What these measures also do are to help fend off interference from the IMF, whose aid comes with strict conditions – one of the reasons that prompted Malaysia’s then premier Mahathir Mohamad to shun aid from the lender despite descending into a recession following the Asian currency crisis. The IMF last year prematurely ended a loan program to Sri Lanka after disbursing $ 1.3 billion of an agreed $ 1.5 billion facility, leaving the nation scouting for ways to tide over the pandemic-induced downturn.
Sri Lanka has to repay $3.7 billion to holders of external debt this year, according to Central Bank Governor Weligamage Don Lakshman. The South Asian nation is expecting $ 32 billion from exports of goods and services, remittances and financial inflows, while the outflows are estimated at $ 27.6 billion, leaving a $ 4.4 billion surplus to service the debt, State Minister for Money and Capital Markets Ajith Nivard Cabraal said separately.
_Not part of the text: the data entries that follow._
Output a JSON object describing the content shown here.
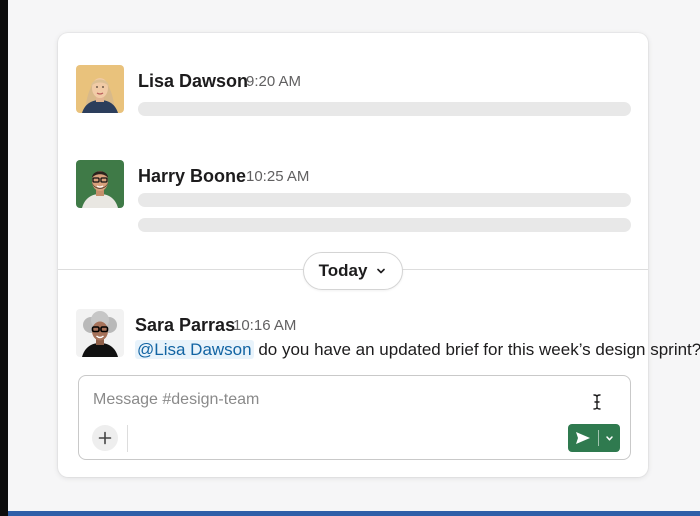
{
  "messages": [
    {
      "author": "Lisa Dawson",
      "time": "9:20 AM",
      "avatar_icon": "avatar-lisa-dawson"
    },
    {
      "author": "Harry Boone",
      "time": "10:25 AM",
      "avatar_icon": "avatar-harry-boone"
    },
    {
      "author": "Sara Parras",
      "time": "10:16 AM",
      "avatar_icon": "avatar-sara-parras",
      "mention": "@Lisa Dawson",
      "text": " do you have an updated brief for this week’s design sprint?"
    }
  ],
  "divider": {
    "label": "Today",
    "icon": "chevron-down-icon"
  },
  "composer": {
    "placeholder": "Message #design-team",
    "value": "",
    "attach_icon": "plus-icon",
    "send_icon": "send-icon",
    "send_menu_icon": "chevron-down-icon"
  },
  "colors": {
    "send_button": "#2f7a4f",
    "mention_bg": "#e8f3fb",
    "mention_text": "#1264a3",
    "skeleton": "#e8e8e8",
    "bottom_bar": "#2f5ea8"
  }
}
“The main thrust is to reduce the government’s reliance on foreign borrowings,” Citigroup Inc. analyst Johanna Chua wrote in a report on 25 February. “The odds of the July 2021 bond being repaid seem rather high given the willingness to pay,” she said.
Sri Lanka’s dollar bonds due in March 2030 are indicated at 59 cents on the dollar, according to prices compiled by Bloomberg. That compares with a high of 84 cents on the dollar in September 2020 before major rating firms downgraded the nation deeper into junk.
Although forex reserves this January fell to $ 4.8 billion from $ 8.9 billion about two years ago, they are enough to cover a little over three months of imports. The island nation is separately negotiating swaps and loans from countries including China and India to build its reserves buffer.
“It is the Government policy to work as much as possible to resolve our foreign exchange policies on a self-reliant basis and to hold discussions with institutions and organisations and countries which are willing to assist on a relatively non-interventionist basis,” Lakshman said in January.
That rules out the IMF, whose prescriptions for assistance included fiscal consolidation and removing caps on borrowing costs. The Government, in its latest budget, proposed increasing spending this year to support the economy, while the Central Bank, for its part, kept interest rates at a record low.
Sri Lanka is close to securing a $ 1.5 billion swap with China’s Central Bank, Cabraal said last month. Besides, discussions are on for loans worth $ 700 million with China Development Bank, Treasury Secretary S.R. Attygalle said.
Sri Lanka is following a market-oriented economy with State guidance, involving some controls and restrictions, according to Governor Lakshman.
“Such a framework would not be successful under an IMF program,” he said.